In June last year we published an article critical of the fact that the public record of a person’s bankruptcy is kept forever open. We pointed out that this approach is antipathetic to the notion that bankruptcy is intended to provide a fresh start, at least after the three year discharge period. Our position remains that the bankruptcy record should be expunged after, say, five to seven years in the same way that other credit history is wiped from the record.
We also used the forum provided by our e Update’s to state our view that S110 of the Bankruptcy Act, a section that appears to have its genesis in a 1728 court decision, has not only outlived its usefulness, but is quite capable of providing what are clearly inequitable outcomes. We also pointed out that the law contained in S110 was wide open to manipulation. Lastly we observed that bankruptcy trustees could be required to spend much time (and therefore creditor’s funds) on complying with this antiquated section.
If you missed these articles they are available on our website. How Long is the Bankruptcy Shadow?
How Relevant is a Rule Created in 1728 to a 21st Century Bankruptcy?
It would be nice to report that our views have prevailed and that changes are expected… but that has not happened. However, despite this, we believe that publishing our views is a healthy exercise and will in due course at least add to the debate, and may lead to reform.
That being the case we have another issue to air. It seems to us that the label “Bankrupt” may have outlived its usefulness, at least as far as small debtors including consumer debtors are concerned.
“Bankruptcy” is, we believe, a highly pejorative term. It conjures up, at least in some people’s minds, suggestions of wrong doing and of financial profligacy. There is no doubt that the perceived and the actual stigma of bankruptcy has greatly receded over the last twenty years or so, but the Worrells partners know from their regular contact with those facing impossible financial difficulties that they often delay seeking the protection of the legislation simply because they do not want to be thought of as a “bankrupt”. That delay adds to their misery and is not something which the legislation, or society, should want to see happen.

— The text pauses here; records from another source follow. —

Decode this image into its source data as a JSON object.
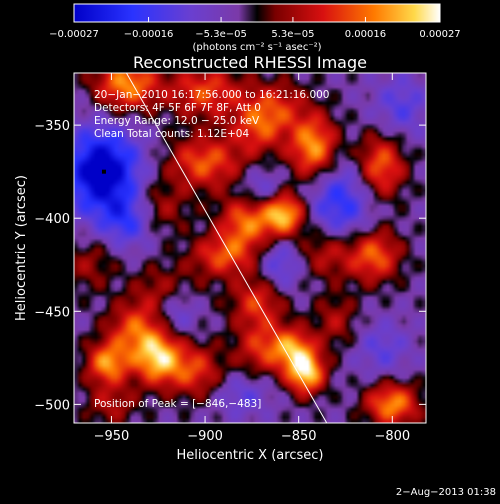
{
  "chart_data": {
    "type": "heatmap",
    "title": "Reconstructed RHESSI Image",
    "xlabel": "Heliocentric X (arcsec)",
    "ylabel": "Heliocentric Y (arcsec)",
    "xlim": [
      -970,
      -782
    ],
    "ylim": [
      -510,
      -322
    ],
    "xticks": [
      -950,
      -900,
      -850,
      -800
    ],
    "yticks": [
      -350,
      -400,
      -450,
      -500
    ],
    "xtick_labels": [
      "−950",
      "−900",
      "−850",
      "−800"
    ],
    "ytick_labels": [
      "−350",
      "−400",
      "−450",
      "−500"
    ],
    "colorbar": {
      "min": -0.00027,
      "max": 0.00027,
      "ticks": [
        -0.00027,
        -0.00016,
        -5.3e-05,
        5.3e-05,
        0.00016,
        0.00027
      ],
      "tick_labels": [
        "−0.00027",
        "−0.00016",
        "−5.3e−05",
        "5.3e−05",
        "0.00016",
        "0.00027"
      ],
      "units": "(photons cm⁻² s⁻¹ asec⁻²)"
    },
    "annotations": [
      "20−Jan−2010 16:17:56.000 to 16:21:16.000",
      "Detectors: 4F 5F 6F 7F 8F, Att 0",
      "Energy Range: 12.0 − 25.0 keV",
      "Clean    Total counts: 1.12E+04",
      "Position of Peak = [−846,−483]"
    ],
    "peak": {
      "x": -846,
      "y": -483
    },
    "marker": {
      "x": -954,
      "y": -375
    },
    "limb_line": [
      {
        "x": -942,
        "y": -322
      },
      {
        "x": -835,
        "y": -510
      }
    ],
    "blobs": [
      {
        "x": -942,
        "y": -328,
        "v": 0.8,
        "sx": 12,
        "sy": 10
      },
      {
        "x": -900,
        "y": -332,
        "v": 0.6,
        "sx": 14,
        "sy": 10
      },
      {
        "x": -862,
        "y": -340,
        "v": 0.45,
        "sx": 12,
        "sy": 10
      },
      {
        "x": -842,
        "y": -362,
        "v": 0.85,
        "sx": 9,
        "sy": 12
      },
      {
        "x": -900,
        "y": -370,
        "v": 0.65,
        "sx": 14,
        "sy": 10
      },
      {
        "x": -872,
        "y": -352,
        "v": 0.5,
        "sx": 10,
        "sy": 10
      },
      {
        "x": -806,
        "y": -372,
        "v": 0.7,
        "sx": 9,
        "sy": 12
      },
      {
        "x": -928,
        "y": -395,
        "v": 0.45,
        "sx": 12,
        "sy": 10
      },
      {
        "x": -878,
        "y": -402,
        "v": 0.7,
        "sx": 10,
        "sy": 10
      },
      {
        "x": -858,
        "y": -398,
        "v": 0.95,
        "sx": 8,
        "sy": 8
      },
      {
        "x": -890,
        "y": -420,
        "v": 0.6,
        "sx": 12,
        "sy": 8
      },
      {
        "x": -835,
        "y": -418,
        "v": 0.45,
        "sx": 10,
        "sy": 10
      },
      {
        "x": -810,
        "y": -420,
        "v": 0.7,
        "sx": 10,
        "sy": 10
      },
      {
        "x": -962,
        "y": -425,
        "v": 0.3,
        "sx": 10,
        "sy": 10
      },
      {
        "x": -920,
        "y": -440,
        "v": 0.45,
        "sx": 12,
        "sy": 10
      },
      {
        "x": -872,
        "y": -445,
        "v": 0.55,
        "sx": 10,
        "sy": 10
      },
      {
        "x": -938,
        "y": -460,
        "v": 0.6,
        "sx": 10,
        "sy": 10
      },
      {
        "x": -952,
        "y": -478,
        "v": 0.8,
        "sx": 8,
        "sy": 8
      },
      {
        "x": -925,
        "y": -475,
        "v": 0.95,
        "sx": 9,
        "sy": 10
      },
      {
        "x": -905,
        "y": -482,
        "v": 0.55,
        "sx": 10,
        "sy": 10
      },
      {
        "x": -870,
        "y": -470,
        "v": 0.5,
        "sx": 10,
        "sy": 10
      },
      {
        "x": -846,
        "y": -483,
        "v": 1.0,
        "sx": 7,
        "sy": 8
      },
      {
        "x": -853,
        "y": -470,
        "v": 0.7,
        "sx": 8,
        "sy": 8
      },
      {
        "x": -800,
        "y": -500,
        "v": 0.8,
        "sx": 10,
        "sy": 8
      },
      {
        "x": -950,
        "y": -500,
        "v": 0.35,
        "sx": 10,
        "sy": 8
      },
      {
        "x": -830,
        "y": -455,
        "v": 0.35,
        "sx": 8,
        "sy": 10
      },
      {
        "x": -955,
        "y": -375,
        "v": -1.0,
        "sx": 14,
        "sy": 16
      },
      {
        "x": -940,
        "y": -400,
        "v": -0.6,
        "sx": 10,
        "sy": 10
      },
      {
        "x": -828,
        "y": -392,
        "v": -0.55,
        "sx": 12,
        "sy": 16
      },
      {
        "x": -795,
        "y": -340,
        "v": -0.35,
        "sx": 10,
        "sy": 12
      },
      {
        "x": -915,
        "y": -448,
        "v": -0.45,
        "sx": 8,
        "sy": 10
      },
      {
        "x": -870,
        "y": -385,
        "v": -0.35,
        "sx": 8,
        "sy": 8
      },
      {
        "x": -860,
        "y": -425,
        "v": -0.4,
        "sx": 8,
        "sy": 10
      },
      {
        "x": -805,
        "y": -470,
        "v": -0.3,
        "sx": 10,
        "sy": 10
      },
      {
        "x": -880,
        "y": -495,
        "v": -0.3,
        "sx": 10,
        "sy": 8
      }
    ]
  },
  "footer": {
    "timestamp": "2−Aug−2013 01:38"
  }
}
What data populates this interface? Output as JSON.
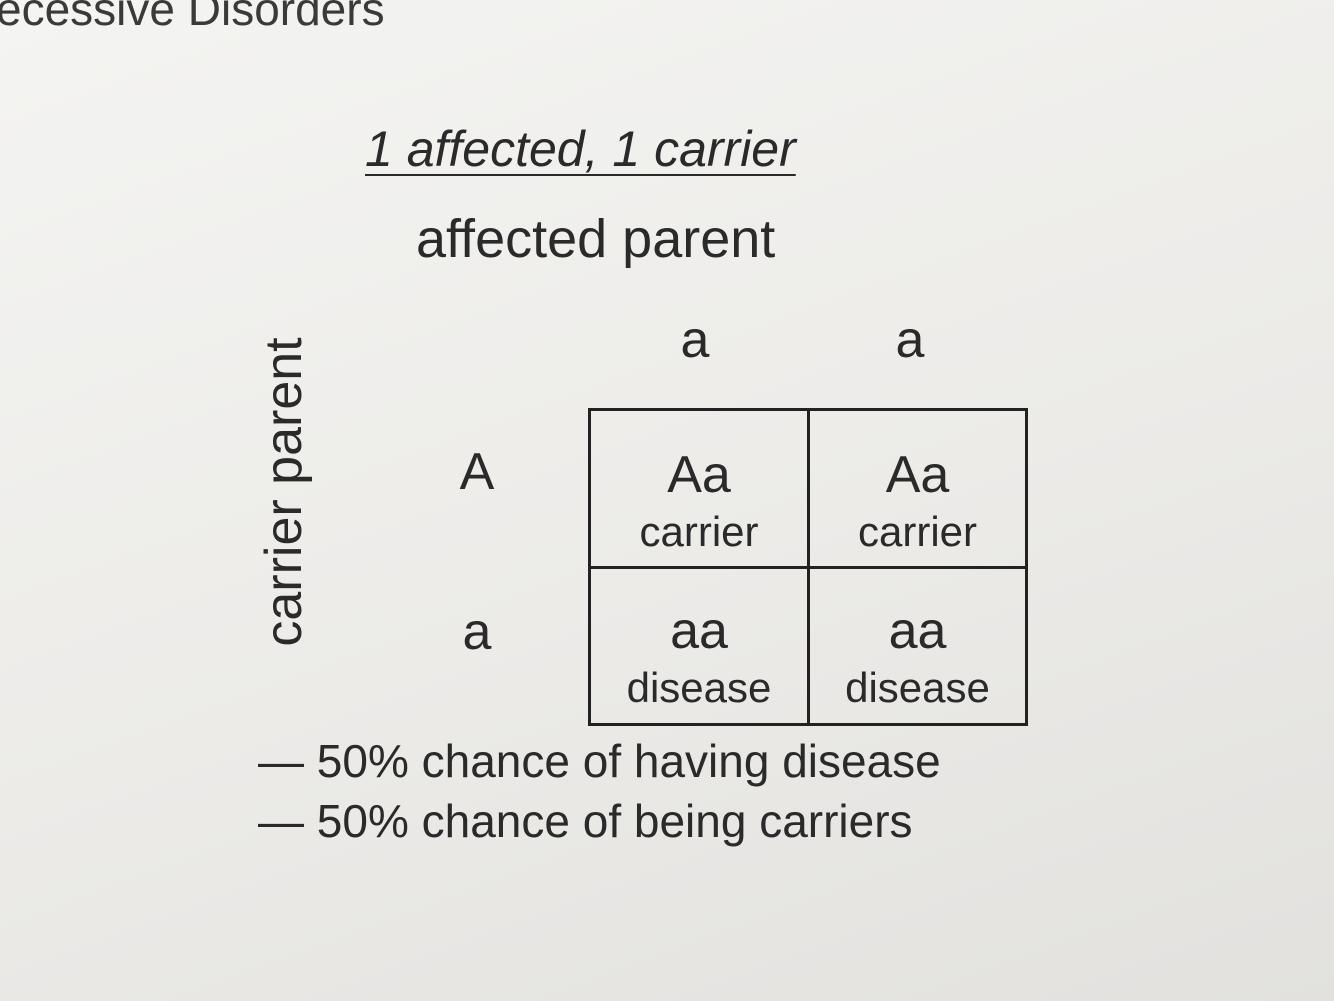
{
  "header": {
    "title": "ecessive Disorders"
  },
  "subtitle": "1 affected, 1 carrier",
  "top_label": "affected parent",
  "side_label": "carrier parent",
  "columns": [
    "a",
    "a"
  ],
  "rows": [
    {
      "allele": "A",
      "cells": [
        {
          "genotype": "Aa",
          "status": "carrier"
        },
        {
          "genotype": "Aa",
          "status": "carrier"
        }
      ]
    },
    {
      "allele": "a",
      "cells": [
        {
          "genotype": "aa",
          "status": "disease"
        },
        {
          "genotype": "aa",
          "status": "disease"
        }
      ]
    }
  ],
  "notes": [
    "— 50% chance of having disease",
    "— 50% chance of being carriers"
  ]
}
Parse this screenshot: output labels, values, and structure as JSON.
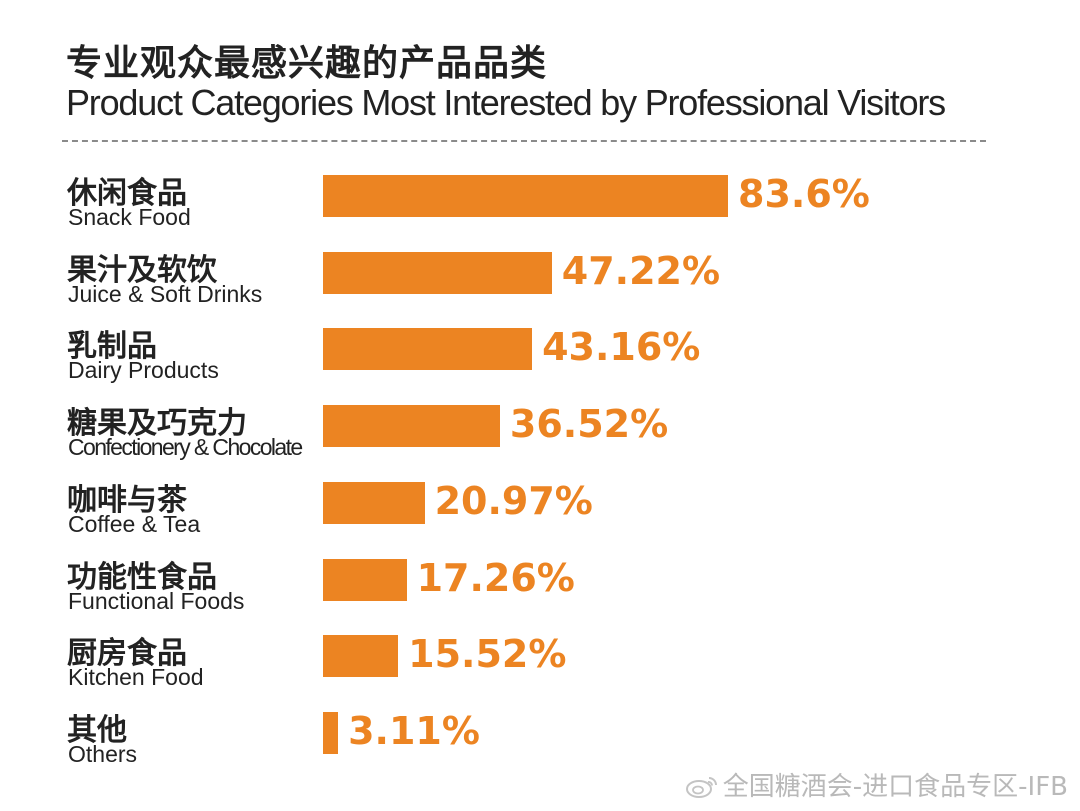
{
  "title_zh": "专业观众最感兴趣的产品品类",
  "title_en": "Product Categories Most Interested by Professional Visitors",
  "chart_data": {
    "type": "bar",
    "orientation": "horizontal",
    "categories": [
      {
        "zh": "休闲食品",
        "en": "Snack Food"
      },
      {
        "zh": "果汁及软饮",
        "en": "Juice & Soft Drinks"
      },
      {
        "zh": "乳制品",
        "en": "Dairy Products"
      },
      {
        "zh": "糖果及巧克力",
        "en": "Confectionery & Chocolate"
      },
      {
        "zh": "咖啡与茶",
        "en": "Coffee & Tea"
      },
      {
        "zh": "功能性食品",
        "en": "Functional Foods"
      },
      {
        "zh": "厨房食品",
        "en": "Kitchen Food"
      },
      {
        "zh": "其他",
        "en": "Others"
      }
    ],
    "values": [
      83.6,
      47.22,
      43.16,
      36.52,
      20.97,
      17.26,
      15.52,
      3.11
    ],
    "value_labels": [
      "83.6%",
      "47.22%",
      "43.16%",
      "36.52%",
      "20.97%",
      "17.26%",
      "15.52%",
      "3.11%"
    ],
    "unit": "%",
    "bar_color": "#ec8422"
  },
  "watermark": "全国糖酒会-进口食品专区-IFB"
}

Certainly there are a small percentage of bankrupts who are simply rogues, who appear to have no social conscience, who are indeed profligate. For such people being described as bankrupt is entirely appropriate. But to lump the unemployed worker who has impossible credit card debts under the same heading appears wrong.
We acknowledge that finding an alternative term for small debtors and consumers is difficult, as is finding an appropriate cut off level. But we would like to see the problem tackled.